Глаза Мамору расширились, он не слышал о таком раньше.
— Что? Там были могилы?
— Нет, но ходили такие слухи.
— Хватит тянуть интригу. Что там было?
— …почти то же, что и в школе Гармонии, — ответил Шун. — Немного растений, но двор пустой. И в дальнем конце пять кирпичных складов с тяжелыми деревянными дверями.
— Вы заглянули внутрь? — спросила Мария.
— Собирались, но ушли, — сказал Сатору.
— Почему?
— От них ужасно пахло, мы не захотели открывать их.

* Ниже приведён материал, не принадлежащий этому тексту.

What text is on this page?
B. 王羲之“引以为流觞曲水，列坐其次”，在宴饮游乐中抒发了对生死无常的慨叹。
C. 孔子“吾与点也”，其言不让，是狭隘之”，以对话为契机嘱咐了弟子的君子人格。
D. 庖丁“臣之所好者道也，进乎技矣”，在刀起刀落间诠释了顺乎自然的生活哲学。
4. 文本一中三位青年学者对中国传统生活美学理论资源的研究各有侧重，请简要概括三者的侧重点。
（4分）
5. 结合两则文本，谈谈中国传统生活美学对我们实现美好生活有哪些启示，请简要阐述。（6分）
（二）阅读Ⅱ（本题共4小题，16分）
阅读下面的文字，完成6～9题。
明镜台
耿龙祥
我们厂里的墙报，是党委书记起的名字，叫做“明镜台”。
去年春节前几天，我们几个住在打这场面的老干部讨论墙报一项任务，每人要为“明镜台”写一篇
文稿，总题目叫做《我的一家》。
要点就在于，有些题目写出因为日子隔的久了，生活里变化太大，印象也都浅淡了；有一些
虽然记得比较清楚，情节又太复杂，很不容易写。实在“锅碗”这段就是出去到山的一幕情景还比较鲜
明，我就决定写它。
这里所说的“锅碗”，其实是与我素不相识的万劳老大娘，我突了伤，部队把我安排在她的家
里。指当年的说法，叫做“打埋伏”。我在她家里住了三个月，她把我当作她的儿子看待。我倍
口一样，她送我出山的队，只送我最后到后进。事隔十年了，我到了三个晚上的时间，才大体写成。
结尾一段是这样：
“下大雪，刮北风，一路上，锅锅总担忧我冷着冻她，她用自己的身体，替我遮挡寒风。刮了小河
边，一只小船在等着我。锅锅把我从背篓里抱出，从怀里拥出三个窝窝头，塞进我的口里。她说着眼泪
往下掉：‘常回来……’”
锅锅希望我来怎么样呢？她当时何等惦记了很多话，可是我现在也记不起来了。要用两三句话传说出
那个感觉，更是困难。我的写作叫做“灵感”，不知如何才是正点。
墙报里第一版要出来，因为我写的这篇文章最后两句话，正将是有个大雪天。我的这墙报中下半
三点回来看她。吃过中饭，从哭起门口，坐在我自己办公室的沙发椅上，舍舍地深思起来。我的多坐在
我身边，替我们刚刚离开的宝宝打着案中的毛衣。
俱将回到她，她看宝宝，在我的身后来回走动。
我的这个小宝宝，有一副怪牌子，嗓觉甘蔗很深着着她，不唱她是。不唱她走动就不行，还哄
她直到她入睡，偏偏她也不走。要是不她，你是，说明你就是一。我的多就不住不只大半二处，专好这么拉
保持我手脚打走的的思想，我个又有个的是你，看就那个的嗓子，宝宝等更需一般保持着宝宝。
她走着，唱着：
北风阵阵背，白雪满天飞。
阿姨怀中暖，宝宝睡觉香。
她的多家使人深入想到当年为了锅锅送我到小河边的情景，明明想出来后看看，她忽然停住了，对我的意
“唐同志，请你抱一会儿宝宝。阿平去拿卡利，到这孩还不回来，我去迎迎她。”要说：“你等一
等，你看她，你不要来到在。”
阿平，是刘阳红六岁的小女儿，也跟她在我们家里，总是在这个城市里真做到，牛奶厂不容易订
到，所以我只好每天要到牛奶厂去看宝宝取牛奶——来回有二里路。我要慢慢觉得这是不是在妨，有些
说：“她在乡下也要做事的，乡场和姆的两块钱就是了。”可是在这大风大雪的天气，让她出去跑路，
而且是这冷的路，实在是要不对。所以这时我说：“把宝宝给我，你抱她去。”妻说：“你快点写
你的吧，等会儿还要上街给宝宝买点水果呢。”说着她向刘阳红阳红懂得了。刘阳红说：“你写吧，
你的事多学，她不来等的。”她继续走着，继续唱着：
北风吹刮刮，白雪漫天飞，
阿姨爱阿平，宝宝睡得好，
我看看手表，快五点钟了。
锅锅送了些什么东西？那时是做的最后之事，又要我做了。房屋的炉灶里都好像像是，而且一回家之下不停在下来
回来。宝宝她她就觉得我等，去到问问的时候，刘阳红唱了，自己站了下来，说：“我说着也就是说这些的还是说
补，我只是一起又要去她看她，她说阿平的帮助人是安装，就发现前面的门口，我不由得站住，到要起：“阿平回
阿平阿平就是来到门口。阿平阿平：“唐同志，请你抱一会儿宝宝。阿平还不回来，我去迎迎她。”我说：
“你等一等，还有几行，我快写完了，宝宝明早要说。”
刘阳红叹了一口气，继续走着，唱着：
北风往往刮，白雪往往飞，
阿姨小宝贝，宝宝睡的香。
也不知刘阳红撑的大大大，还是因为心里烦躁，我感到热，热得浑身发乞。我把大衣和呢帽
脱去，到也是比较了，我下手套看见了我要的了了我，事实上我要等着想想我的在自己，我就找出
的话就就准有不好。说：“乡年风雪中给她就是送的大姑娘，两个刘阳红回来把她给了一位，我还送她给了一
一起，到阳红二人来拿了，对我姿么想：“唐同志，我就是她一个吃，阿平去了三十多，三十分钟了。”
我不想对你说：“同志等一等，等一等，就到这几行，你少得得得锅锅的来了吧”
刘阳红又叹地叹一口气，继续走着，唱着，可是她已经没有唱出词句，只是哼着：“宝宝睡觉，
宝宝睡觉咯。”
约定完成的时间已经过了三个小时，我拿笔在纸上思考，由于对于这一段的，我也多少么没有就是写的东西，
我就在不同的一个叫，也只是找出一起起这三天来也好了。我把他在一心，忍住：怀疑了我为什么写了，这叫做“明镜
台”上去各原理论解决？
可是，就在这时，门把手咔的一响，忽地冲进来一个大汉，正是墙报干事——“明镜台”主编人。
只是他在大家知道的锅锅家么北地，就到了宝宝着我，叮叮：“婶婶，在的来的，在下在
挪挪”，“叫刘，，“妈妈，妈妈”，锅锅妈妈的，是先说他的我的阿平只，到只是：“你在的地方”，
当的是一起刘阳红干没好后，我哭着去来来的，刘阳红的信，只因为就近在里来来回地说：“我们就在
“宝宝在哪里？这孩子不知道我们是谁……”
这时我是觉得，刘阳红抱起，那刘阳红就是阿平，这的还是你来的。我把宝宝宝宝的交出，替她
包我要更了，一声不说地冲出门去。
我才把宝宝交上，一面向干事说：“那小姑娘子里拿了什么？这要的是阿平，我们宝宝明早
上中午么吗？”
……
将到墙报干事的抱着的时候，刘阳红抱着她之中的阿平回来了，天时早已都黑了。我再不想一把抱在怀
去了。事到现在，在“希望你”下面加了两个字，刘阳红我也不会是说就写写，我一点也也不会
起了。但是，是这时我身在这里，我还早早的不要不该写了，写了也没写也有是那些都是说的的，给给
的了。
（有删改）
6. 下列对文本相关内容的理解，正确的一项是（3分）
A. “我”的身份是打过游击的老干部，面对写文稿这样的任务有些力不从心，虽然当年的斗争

Сатору всегда преувеличивал и описывал детали, так что такой неточный ответ заинтересовал нас.
— Что за ужасный запах?
— Резкий… как аммиак.
— Так там были туалеты?
Сатору не отреагировал на мою шутку.
— Нет. Я не уверен, но оттуда будто доносились голоса, — сказал Шун.
— Какие голоса? — спросила я, хоть становилось страшно.
— Не знаю, но было похоже на вопли животных.
Они явно сочинили это, чтобы пугать нас. Но хоть я так думала, по спине пробежал холодок. Мы больше об этом не говорили.
Нам нужно было вставать рано утром, и стоило лечь спать, но все хотели еще приключений. Мамору вдруг предложил поплавать на каноэ ночью. Мария сразу согласилась.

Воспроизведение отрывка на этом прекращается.